I owe all of you an appology. I rechecked the Ravens score and I made a mathamatical error in week 17. The right ranking for them is 1023 ranking them much higher on the list. In my defense, it was like 3am when I was doing that one. Anyhow I am going to go through all the calcs to see if any other ones jump out at me as looking incorrect. I edited to OP to rank the Ravens propperly and I will edit the list if I find any other errors on my part. Sorry for the goof up.
Now have those high impact events happening on a 110 play x 16 game x 32 team environment each with a different outcome and variables being placed into that equation, including items of a 6% chance of occuring and "statistical modeling" for the NFL is simply not very accurate. When frost hits the farm land, it is forseeable and even a given non movable area with a given amount of crop in the ground.

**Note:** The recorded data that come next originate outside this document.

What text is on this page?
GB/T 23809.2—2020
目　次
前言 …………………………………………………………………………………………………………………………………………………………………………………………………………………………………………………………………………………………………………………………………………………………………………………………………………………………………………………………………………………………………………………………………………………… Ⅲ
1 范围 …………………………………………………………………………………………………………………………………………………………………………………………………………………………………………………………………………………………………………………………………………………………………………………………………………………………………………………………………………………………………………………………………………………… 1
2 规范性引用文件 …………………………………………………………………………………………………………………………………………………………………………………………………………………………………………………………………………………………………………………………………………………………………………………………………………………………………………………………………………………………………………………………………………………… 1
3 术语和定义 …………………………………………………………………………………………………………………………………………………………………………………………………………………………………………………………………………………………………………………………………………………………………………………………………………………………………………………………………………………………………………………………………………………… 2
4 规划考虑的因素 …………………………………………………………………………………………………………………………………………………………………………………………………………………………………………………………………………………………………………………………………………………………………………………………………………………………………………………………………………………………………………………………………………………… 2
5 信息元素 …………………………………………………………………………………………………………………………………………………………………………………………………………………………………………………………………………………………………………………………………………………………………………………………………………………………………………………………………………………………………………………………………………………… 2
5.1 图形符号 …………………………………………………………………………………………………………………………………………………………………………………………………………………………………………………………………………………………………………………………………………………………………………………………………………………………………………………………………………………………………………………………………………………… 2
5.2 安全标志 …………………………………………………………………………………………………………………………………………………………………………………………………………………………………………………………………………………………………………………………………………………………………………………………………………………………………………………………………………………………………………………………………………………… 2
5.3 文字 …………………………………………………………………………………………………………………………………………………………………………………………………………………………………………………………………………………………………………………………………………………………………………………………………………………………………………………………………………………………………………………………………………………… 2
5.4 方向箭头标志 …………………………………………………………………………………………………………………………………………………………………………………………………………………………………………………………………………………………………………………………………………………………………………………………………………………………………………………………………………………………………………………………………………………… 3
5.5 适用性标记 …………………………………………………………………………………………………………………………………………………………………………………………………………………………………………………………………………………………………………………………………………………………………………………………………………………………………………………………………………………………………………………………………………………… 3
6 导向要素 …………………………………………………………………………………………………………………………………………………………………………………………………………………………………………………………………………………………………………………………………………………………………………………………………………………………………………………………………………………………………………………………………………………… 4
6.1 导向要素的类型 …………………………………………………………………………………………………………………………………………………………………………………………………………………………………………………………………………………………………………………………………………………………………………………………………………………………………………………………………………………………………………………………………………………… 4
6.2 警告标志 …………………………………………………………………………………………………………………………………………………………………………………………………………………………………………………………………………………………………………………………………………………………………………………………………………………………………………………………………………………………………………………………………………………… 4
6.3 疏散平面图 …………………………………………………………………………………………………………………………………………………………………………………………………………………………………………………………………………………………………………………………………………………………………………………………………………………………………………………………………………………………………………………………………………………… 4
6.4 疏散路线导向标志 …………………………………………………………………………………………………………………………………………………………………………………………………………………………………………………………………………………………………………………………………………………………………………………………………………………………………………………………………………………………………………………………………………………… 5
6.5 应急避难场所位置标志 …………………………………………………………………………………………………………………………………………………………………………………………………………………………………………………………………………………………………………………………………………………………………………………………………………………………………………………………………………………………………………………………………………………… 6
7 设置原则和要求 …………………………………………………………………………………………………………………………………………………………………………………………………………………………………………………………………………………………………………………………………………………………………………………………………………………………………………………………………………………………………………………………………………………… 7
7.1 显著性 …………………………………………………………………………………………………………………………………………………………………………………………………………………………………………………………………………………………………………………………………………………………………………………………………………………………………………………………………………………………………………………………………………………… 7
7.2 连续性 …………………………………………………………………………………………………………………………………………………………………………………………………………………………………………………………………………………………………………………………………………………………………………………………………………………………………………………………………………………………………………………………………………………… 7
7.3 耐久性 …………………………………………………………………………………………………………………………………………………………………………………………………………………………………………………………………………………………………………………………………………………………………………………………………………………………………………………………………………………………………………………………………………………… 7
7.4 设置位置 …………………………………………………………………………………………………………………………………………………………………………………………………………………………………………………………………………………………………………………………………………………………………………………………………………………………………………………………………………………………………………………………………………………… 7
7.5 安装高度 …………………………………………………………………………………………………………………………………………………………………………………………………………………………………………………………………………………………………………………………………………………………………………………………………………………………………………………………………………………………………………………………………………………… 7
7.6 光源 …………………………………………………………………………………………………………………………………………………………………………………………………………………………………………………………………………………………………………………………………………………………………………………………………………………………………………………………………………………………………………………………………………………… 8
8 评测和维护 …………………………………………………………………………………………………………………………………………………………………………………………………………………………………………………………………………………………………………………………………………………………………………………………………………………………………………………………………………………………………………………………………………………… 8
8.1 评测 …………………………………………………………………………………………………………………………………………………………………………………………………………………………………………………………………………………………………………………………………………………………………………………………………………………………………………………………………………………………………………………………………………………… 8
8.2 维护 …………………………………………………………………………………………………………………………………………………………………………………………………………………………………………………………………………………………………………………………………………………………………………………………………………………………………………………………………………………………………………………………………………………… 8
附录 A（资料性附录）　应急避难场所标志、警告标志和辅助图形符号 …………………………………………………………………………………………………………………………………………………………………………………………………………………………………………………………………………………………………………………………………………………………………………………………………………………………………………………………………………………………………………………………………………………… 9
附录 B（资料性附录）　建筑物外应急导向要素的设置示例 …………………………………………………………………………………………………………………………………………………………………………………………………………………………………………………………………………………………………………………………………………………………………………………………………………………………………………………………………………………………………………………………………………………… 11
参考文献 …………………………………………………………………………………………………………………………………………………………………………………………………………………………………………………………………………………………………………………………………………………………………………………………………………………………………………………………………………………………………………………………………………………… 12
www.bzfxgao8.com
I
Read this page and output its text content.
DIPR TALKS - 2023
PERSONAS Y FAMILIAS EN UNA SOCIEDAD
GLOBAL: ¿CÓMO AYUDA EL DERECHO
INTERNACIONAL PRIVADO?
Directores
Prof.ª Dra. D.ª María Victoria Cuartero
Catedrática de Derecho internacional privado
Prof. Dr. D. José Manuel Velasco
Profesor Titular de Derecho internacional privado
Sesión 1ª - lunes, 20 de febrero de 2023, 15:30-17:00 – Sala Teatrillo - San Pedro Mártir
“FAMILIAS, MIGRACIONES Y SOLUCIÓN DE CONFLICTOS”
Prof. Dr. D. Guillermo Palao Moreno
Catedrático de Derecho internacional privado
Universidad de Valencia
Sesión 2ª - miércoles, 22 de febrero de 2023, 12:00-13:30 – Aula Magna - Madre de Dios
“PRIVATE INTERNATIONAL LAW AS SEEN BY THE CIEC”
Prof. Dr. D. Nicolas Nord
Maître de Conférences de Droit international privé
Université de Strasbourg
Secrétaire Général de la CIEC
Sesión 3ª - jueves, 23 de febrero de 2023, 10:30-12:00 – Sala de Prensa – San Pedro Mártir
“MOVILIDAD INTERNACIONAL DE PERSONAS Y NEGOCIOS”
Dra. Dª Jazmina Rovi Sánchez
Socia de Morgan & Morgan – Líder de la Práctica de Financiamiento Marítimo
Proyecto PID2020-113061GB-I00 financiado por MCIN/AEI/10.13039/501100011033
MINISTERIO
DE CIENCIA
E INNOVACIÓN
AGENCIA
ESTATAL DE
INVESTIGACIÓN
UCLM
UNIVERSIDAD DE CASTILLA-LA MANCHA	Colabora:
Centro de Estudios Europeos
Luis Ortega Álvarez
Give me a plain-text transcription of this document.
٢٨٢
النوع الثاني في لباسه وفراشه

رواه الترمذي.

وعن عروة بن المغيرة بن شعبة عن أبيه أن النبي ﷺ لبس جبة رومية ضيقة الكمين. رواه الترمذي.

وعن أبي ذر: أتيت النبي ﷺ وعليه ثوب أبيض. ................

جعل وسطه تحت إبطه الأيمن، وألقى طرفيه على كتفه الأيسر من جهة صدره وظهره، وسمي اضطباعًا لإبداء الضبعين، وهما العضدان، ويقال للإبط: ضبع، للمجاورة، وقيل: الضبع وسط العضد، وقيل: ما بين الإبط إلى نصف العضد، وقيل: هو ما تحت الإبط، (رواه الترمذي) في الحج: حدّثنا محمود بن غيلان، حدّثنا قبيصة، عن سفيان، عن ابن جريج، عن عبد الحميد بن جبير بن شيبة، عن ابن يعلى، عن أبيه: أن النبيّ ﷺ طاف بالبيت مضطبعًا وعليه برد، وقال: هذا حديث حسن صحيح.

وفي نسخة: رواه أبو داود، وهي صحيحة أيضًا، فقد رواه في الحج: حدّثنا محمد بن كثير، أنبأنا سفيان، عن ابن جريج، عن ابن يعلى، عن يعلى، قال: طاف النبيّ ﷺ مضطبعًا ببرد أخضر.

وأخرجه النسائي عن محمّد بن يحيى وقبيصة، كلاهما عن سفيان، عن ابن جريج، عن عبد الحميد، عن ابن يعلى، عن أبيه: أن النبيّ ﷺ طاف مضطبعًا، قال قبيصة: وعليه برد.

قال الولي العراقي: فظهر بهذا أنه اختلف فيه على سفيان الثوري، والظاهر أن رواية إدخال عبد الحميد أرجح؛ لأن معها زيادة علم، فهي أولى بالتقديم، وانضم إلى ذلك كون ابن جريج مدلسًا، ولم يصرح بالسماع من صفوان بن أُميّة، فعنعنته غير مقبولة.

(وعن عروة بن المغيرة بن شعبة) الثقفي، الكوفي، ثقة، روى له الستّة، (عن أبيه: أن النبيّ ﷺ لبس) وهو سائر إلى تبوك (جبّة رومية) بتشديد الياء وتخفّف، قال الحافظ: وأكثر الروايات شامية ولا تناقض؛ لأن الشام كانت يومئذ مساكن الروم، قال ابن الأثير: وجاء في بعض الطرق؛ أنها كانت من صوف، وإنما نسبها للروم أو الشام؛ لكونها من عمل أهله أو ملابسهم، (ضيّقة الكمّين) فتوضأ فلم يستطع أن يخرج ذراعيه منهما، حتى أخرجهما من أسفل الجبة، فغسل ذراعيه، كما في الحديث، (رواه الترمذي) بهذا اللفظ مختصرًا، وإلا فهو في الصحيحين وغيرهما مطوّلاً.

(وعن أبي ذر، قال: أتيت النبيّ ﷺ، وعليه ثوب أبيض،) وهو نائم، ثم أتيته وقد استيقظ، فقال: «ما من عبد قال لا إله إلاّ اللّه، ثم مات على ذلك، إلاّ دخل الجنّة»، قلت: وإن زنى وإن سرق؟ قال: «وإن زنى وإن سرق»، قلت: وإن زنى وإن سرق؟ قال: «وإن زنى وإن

When you have tens of events..guess what the probability of accurately predicting outcomes will be? Take it every individual wheat plant, or droplets of oil in the tanker, then you are getting warmer.
Every entity.be it the investor or weather has an impact on the economy. I was giving you general largely seen events. Now what happened when Steve jobs got sick. Again tons of physical interactions take place. I'd the weather is perfect it has an impact.
My list predicts nothing. It is more of measuring stick of how good of a season each team had based on wins and losses and modified slightly by stretgh of opponets faced. It was not my intent to use to say anything about the future.